De un trazo, en unos pocos años se ha resuelto prescindir de este aislador probado por milenios y nos hallamos de nuevo en el fresco pudridero de las cavernas. Mala, pésima señal para el inmediato futuro. El zapatazo de Jruschov es posible que nos cueste la existencia en el planeta.

La rabia desatada y sin freno, las razones esgrimidas con la altanería de un machismo incontrolado no crean precisamente el ambiente propicio para hallar la salida a situaciones de una aterradora complejidad y de consecuencias catastróficas.

Los dos samurais que, en el Japón del siglo XI, se dirigen al campo para batirse en un duelo mortal y, al ser sorprendidos por un torrencial aguacero, siguen su camino refugiados bajo el paraguas que uno de ellos traía, son uno de los muchos ejemplos que dan materia para meditar en nuestros días. O el Cid Campeador esperando que la mujer de uno de sus soldados se reponga de un parto antes de seguir adelante, acosado por los hombres del rey Alfonso que lo persiguen a muerte. Despoje el lector estas anécdotas de su aspecto sentimental y romántico y desentrañe en ellas una profunda regla de conducta entre quienes se saben enemigos, pero, hasta el último instante, saben ser, y primero que todo, hombres cabales.

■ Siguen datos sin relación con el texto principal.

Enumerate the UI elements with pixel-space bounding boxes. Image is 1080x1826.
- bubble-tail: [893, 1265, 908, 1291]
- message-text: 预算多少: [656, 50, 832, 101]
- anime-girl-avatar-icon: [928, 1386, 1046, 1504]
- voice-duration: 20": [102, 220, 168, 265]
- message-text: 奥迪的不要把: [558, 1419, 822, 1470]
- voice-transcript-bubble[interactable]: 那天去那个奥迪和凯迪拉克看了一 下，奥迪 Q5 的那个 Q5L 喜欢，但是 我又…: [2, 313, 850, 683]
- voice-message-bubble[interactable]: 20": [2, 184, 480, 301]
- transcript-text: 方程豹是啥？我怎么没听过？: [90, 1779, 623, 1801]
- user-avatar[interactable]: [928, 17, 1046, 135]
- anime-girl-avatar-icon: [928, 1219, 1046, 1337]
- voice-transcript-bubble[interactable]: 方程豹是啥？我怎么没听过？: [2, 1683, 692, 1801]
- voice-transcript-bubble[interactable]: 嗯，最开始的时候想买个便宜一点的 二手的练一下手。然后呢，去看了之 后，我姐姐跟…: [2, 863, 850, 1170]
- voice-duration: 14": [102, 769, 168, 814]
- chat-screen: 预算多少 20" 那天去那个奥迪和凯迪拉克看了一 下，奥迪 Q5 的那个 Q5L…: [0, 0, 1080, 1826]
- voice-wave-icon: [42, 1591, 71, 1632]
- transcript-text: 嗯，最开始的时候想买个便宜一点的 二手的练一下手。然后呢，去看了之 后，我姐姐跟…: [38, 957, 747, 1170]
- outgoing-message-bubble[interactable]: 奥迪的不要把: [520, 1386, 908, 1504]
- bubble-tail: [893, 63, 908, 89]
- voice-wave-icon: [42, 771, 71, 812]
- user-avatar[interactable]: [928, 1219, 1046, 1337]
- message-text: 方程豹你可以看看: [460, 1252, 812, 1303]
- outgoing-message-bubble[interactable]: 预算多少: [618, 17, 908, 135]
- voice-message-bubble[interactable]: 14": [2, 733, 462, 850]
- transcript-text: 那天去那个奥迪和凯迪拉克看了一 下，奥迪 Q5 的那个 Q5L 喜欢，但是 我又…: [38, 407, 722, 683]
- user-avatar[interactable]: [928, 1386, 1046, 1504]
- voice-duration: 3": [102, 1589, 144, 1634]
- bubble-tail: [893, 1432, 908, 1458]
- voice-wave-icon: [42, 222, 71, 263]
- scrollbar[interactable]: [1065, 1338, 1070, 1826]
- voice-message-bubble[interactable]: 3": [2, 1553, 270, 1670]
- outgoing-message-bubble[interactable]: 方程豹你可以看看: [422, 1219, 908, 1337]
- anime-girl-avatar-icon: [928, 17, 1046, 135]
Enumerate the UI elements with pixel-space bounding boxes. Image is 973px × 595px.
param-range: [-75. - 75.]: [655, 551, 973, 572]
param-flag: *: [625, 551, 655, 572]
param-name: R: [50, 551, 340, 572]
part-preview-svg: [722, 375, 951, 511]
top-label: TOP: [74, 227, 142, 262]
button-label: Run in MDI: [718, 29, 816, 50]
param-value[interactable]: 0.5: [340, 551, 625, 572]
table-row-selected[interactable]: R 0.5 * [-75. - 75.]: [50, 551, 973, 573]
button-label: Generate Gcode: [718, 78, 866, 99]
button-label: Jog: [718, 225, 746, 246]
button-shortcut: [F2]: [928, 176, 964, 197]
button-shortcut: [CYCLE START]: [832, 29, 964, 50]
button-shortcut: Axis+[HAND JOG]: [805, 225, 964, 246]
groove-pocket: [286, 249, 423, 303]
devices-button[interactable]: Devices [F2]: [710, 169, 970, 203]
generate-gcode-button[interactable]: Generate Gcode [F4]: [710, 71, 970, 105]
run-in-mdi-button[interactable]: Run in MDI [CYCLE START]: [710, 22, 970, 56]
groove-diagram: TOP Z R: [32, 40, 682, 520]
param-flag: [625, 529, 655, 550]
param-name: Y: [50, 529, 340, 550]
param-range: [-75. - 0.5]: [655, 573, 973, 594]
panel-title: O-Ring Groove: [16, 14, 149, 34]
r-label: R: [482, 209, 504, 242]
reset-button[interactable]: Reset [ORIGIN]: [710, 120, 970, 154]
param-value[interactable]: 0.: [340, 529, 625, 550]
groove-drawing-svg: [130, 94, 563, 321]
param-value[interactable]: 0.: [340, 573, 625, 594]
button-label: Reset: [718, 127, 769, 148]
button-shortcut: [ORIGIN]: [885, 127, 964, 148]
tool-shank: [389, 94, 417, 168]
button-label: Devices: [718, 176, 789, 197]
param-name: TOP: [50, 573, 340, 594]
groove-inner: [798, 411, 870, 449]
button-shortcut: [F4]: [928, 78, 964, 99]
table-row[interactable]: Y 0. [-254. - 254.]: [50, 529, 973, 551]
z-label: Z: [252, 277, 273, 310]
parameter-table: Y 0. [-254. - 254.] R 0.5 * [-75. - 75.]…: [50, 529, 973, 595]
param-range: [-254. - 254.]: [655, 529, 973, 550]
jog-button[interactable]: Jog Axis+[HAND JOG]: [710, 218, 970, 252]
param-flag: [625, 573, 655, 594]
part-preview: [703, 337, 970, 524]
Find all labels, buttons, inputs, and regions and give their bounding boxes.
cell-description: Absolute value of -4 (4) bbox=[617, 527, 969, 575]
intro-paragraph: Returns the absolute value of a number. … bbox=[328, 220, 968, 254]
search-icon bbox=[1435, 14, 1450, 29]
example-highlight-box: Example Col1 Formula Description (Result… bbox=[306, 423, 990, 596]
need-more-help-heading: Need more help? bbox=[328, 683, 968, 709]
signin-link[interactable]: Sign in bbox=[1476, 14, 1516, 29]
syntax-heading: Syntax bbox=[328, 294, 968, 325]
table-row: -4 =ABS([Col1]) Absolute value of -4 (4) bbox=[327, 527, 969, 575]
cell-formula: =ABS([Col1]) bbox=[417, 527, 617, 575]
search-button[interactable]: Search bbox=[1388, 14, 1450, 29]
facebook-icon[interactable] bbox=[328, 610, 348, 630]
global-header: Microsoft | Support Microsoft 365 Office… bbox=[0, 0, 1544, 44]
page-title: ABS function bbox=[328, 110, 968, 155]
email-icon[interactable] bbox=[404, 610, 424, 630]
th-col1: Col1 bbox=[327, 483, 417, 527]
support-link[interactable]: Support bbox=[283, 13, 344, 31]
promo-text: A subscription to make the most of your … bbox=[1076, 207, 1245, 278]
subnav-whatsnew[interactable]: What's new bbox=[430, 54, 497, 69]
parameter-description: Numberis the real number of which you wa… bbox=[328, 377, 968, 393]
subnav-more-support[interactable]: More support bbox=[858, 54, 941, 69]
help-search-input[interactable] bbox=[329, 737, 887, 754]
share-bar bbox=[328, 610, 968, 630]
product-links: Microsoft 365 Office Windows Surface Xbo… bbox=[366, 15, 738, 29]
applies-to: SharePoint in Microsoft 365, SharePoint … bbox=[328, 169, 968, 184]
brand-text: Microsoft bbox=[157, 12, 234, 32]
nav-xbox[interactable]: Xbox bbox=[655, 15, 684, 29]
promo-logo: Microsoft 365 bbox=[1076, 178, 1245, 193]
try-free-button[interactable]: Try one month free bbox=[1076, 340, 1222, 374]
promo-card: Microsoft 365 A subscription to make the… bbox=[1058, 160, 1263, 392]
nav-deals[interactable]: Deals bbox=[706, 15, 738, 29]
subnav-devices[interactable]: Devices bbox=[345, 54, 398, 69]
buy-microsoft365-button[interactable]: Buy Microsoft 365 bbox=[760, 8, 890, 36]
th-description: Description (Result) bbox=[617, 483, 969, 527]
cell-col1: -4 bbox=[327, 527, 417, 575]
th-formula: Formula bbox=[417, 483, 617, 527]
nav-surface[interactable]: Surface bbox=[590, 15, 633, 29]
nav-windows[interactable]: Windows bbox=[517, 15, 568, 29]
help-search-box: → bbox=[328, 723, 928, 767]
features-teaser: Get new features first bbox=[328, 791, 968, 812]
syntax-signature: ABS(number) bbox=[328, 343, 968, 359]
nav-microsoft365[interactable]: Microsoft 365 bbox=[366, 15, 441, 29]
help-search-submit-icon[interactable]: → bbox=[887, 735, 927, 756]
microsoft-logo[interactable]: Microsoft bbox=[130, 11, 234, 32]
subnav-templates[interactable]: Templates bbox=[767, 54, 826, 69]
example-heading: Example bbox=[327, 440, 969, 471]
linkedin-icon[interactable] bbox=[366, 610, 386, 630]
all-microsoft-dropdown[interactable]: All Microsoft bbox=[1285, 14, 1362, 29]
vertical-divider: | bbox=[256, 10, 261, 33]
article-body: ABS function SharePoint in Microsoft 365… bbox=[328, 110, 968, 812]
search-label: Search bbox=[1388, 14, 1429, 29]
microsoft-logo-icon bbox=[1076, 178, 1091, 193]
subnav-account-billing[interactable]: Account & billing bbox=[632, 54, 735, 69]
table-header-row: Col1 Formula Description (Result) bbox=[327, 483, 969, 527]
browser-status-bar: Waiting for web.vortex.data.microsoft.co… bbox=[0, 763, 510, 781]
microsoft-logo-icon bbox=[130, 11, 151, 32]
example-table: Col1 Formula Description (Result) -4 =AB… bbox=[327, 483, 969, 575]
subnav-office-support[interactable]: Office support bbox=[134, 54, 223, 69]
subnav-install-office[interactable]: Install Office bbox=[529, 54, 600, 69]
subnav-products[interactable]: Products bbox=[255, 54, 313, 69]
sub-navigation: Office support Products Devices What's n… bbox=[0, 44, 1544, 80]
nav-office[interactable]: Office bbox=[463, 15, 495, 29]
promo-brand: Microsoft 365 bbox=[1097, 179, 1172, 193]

En la despiadada carrera de chabacanería en que compiten hoy las grandes y las pequeñas potencias no hay un asomo de sensatez ni esperanza ninguna de un arreglo, por los términos mismos en que se plantean los problemas. Mala cosa esta de entregar nuestro destino en manos de patanes.

Tal vez sea manía nuestra el mostrar esta nostalgia por las buenas maneras. La guerra nuclear, el marxismo-leninismo triunfante en la mitad del mundo y la voracidad mercantil y sin freno de la mitad restante, en verdad bien poco lugar dejan para una cosa al parecer tan anticuada y tan rancia como es la cortesía. Pero volvemos a lo ya dicho: esa cortesía tan olvidada y tan desdeñada hoy en día es, sin lugar a dudas, el antídoto más eficaz y antiguo que ha inventado el hombre para mantener a raya sus instintos de primate sanguinario y devastador. Toda la hermética secuencia de ceremonias e invocaciones que usaban los griegos antes de entrar en batalla y que heredaron de los romanos, enriquecida por el oscuro acervo etrusco, no fue otra cosa que una cortesía con los dioses, con los hados del lugar y con los hombres dispuestos a la muerte. De allí se llegó a la magnífica frase de Fontenoy: "Messieurs les gardes français, tirez les premiéres" ("señores guardias franceses, disparen primero), que ilustró la anécdota bélica del siglo de Luis XV. Esta devoción ceremonial no era, únicamente, un simple gesto huero de significado. Era, en verdad, una última instancia para alejar a la muerte, la miseria y el odio fratricida. ¿Qué será de nosotros sin esta postrera oportunidad que ofrecían nuestros antepasados a la vida? No es difícil imaginarlo.